In the second medical-clinical portion of the conference spoke:
Matilde Leonardi, neurologist, pediatrician, Director of UOC – IRCCS Foundation Neurological Institute Carlo Besta, Milan;
Nicolino Ambrosino, pulmonologist – Maugeri Scientific Clinical Institutes
Stefano Mazzoleni, professor of Computer Science and Big Data Analytics – Bari Polytechnic.
The afternoon (15:30-18:30) opened with the legal session, with the following speakers:
Amedeo Santosuosso, scientific director, European Center for Law, Science and New Technologies (ECLT), University of Pavia;
Avv. Tania Cerasella, lawyer, member of the GdN
Avv. Emanuela Cerasella, lawyer, Coordinator of the Neurolaw subgroup of the GdN.

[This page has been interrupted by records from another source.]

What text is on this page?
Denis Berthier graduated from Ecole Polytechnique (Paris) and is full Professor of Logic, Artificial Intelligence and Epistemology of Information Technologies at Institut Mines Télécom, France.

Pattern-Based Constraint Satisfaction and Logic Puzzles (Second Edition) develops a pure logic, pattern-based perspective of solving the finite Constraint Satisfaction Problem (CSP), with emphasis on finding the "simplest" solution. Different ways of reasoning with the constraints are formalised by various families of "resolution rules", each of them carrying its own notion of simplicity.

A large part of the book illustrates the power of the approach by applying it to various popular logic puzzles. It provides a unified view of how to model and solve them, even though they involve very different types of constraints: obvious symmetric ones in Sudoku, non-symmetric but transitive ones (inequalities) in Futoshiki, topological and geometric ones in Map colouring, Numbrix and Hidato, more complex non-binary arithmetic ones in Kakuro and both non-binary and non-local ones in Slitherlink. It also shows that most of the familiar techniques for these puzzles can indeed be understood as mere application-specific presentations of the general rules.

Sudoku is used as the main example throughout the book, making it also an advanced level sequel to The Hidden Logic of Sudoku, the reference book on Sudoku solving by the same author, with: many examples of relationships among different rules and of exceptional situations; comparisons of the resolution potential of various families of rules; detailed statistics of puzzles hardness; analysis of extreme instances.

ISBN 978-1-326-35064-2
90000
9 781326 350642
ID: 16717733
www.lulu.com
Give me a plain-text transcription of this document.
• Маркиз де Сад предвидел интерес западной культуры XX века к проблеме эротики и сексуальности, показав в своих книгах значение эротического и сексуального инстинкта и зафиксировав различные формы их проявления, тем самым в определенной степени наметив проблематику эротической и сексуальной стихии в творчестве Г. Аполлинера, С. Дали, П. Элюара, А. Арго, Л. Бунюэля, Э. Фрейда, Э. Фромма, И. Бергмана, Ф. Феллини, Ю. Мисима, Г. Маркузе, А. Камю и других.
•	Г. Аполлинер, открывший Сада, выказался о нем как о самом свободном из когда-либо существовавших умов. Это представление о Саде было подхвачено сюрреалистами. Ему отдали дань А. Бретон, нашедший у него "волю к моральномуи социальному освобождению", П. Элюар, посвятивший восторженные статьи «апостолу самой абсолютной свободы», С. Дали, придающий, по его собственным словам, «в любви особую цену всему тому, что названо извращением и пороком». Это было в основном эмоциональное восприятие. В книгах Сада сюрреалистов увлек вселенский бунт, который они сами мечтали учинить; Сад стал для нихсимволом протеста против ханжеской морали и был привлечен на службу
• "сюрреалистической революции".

The technical-analytical-philosophical session followed with the presentation of:
Damiano Sabatino, CEO Travelport and Guido Traversa, philosopher, European University of Rome – Master Coordinator in Philosophical Consultancy and Existential Anthropology.
The conference Concluded with the psychiatric session in which the following speakers are present: Donatella Marazziti, psychiatrist, University of Pisa, Professor at the Unicamillus University of Rome, Head of research BRF Brain Research Onlus Foundation
Armando Piccinni, neurologist and psychiatrist, Professor at Unicamillus University of Rome, President of BRF Brain Research Onlus Foundation.